Şanlıurfa, köklü gastronomi mirası, kültürel zenginliği ve sürdürülebilir üretim geleneği sayesinde Uluslararası Gastronomi, Kültür, Sanat ve Turizm Enstitüsü tarafından 2029 Dünya Gastronomi Şehri unvanına aday gösterildi.

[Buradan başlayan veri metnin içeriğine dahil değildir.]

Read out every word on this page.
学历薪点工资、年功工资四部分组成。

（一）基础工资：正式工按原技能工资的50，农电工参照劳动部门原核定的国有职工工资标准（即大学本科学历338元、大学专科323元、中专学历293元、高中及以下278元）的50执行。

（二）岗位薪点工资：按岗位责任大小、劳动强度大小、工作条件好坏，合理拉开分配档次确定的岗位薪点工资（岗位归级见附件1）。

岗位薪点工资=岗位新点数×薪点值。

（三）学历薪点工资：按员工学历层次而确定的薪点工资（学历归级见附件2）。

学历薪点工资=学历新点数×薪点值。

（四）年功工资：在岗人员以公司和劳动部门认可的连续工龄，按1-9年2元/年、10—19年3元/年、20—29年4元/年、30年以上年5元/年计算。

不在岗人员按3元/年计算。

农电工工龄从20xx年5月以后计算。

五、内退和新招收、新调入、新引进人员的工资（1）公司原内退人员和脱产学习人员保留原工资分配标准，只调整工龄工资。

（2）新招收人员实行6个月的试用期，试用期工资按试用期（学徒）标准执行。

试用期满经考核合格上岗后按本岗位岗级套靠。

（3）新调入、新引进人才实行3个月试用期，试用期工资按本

Gastronominin kadim merkezlerinden biri olarak kabul edilen Şanlıurfa, uluslararası alanda önemli bir adaylıkla gündeme geldi. Tarihi ve kültürel mirasının yanı sıra köklü mutfak geleneğiyle öne çıkan tarihi kent, Uluslararası Gastronomi, Kültür, Sanat ve Turizm Enstitüsü (IGCAT) tarafından verilen 2029 Dünya Gastronomi Şehri (World Region of Gastronomy) unvanına aday gösterildi. Türkiye’nin bu alanda aday gösterilen ilk şehri Şanlıurfa oldu.

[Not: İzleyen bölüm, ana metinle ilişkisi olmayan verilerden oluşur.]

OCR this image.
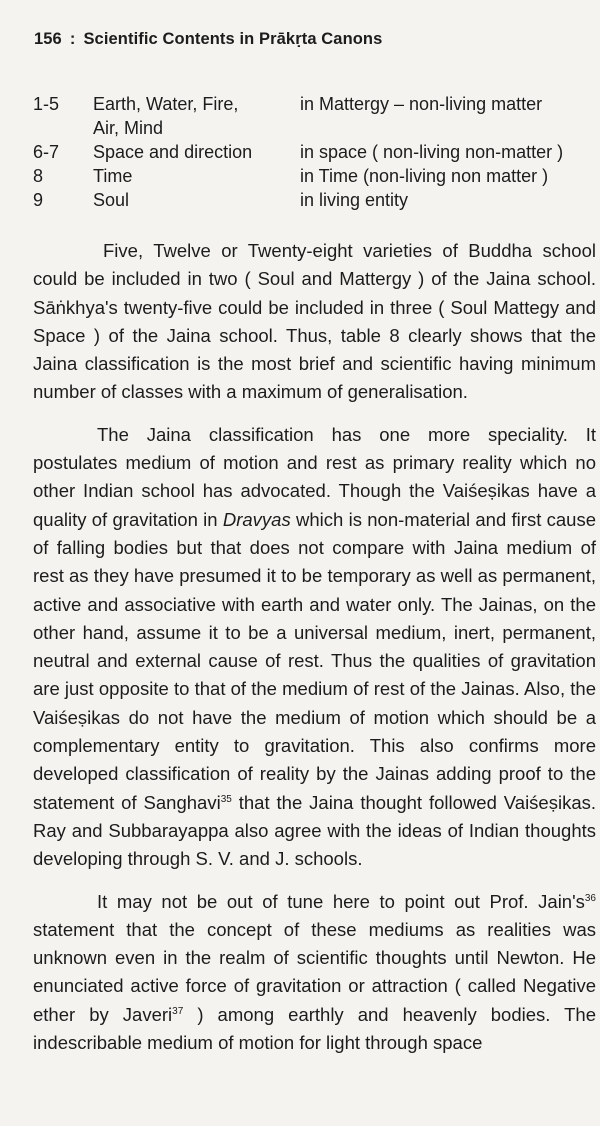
156 : Scientific Contents in Prākṛta Canons
1-5	Earth, Water, Fire,	in Mattergy – non-living matter
	Air, Mind	
6-7	Space and direction	in space ( non-living non-matter )
8	Time	in Time (non-living non matter )
9	Soul	in living entity

Five, Twelve or Twenty-eight varieties of Buddha school could be included in two ( Soul and Mattergy ) of the Jaina school. Sāṅkhya's twenty-five could be included in three ( Soul Mattegy and Space ) of the Jaina school. Thus, table 8 clearly shows that the Jaina classification is the most brief and scientific having minimum number of classes with a maximum of generalisation.

The Jaina classification has one more speciality. It postulates medium of motion and rest as primary reality which no other Indian school has advocated. Though the Vaiśeṣikas have a quality of gravitation in Dravyas which is non-material and first cause of falling bodies but that does not compare with Jaina medium of rest as they have presumed it to be temporary as well as permanent, active and associative with earth and water only. The Jainas, on the other hand, assume it to be a universal medium, inert, permanent, neutral and external cause of rest. Thus the qualities of gravitation are just opposite to that of the medium of rest of the Jainas. Also, the Vaiśeṣikas do not have the medium of motion which should be a complementary entity to gravitation. This also confirms more developed classification of reality by the Jainas adding proof to the statement of Sanghavi$^{35}$ that the Jaina thought followed Vaiśeṣikas. Ray and Subbarayappa also agree with the ideas of Indian thoughts developing through S. V. and J. schools.

It may not be out of tune here to point out Prof. $Jain's^{36}$ statement that the concept of these mediums as realities was unknown even in the realm of scientific thoughts until Newton. He enunciated active force of gravitation or attraction ( called Negative ether by Javeri$^{37}$ ) among earthly and heavenly bodies. The indescribable medium of motion for light through space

Yüzyıllar boyunca farklı medeniyetlerin izlerini taşıyan Şanlıurfa mutfağı; lahmacun, kebap çeşitleri, borani ve yöreye özgü birçok lezzetiyle hem Türkiye’de hem de dünyada tanınmaktadır. Şanlıurfa Büyükşehir Belediye Başkanı Mehmet Kasım Gülpınar, 2029 Dünya Gastronomi Şehri (World Region of Gastronomy) unvanına aday gösterilmesi konusunda basın toplantısı düzenledi.


Toplantıya Haliliye Belediye Başkan Vekili Halil Yetkin, Eyyübiye Belediye Başkan Vekili Hüseyin Aslıhan, Karaköprü Belediye Başkan Vekili Fırat Sultan, Harran Üniversitesi Rektör Yardımcısı Ahmet İlyas ve Şanlıurfa Ticaret Borsası Başkan Yardımcısı Nasan Bülbül katıldı.


Toplantıda konuşan Gülpınar, Şanlıurfa’nın gastronomi alanında uluslararası ölçekte yeni ve güçlü bir sürecin resmi adımını attığını belirterek, IGCAT tarafından verilen Dünya Gastronomi unvanının yalnızca mutfak lezzetlerini değil; kültürel mirasın korunmasını, yerel üretimin desteklenmesini ve sürdürülebilir kalkınmayı esas alan çok yönlü bir vizyonu temsil ettiğini vurguladı.



"Mutfak kültürümüz insanlık tarihinin en eski dönemlerine uzanıyor"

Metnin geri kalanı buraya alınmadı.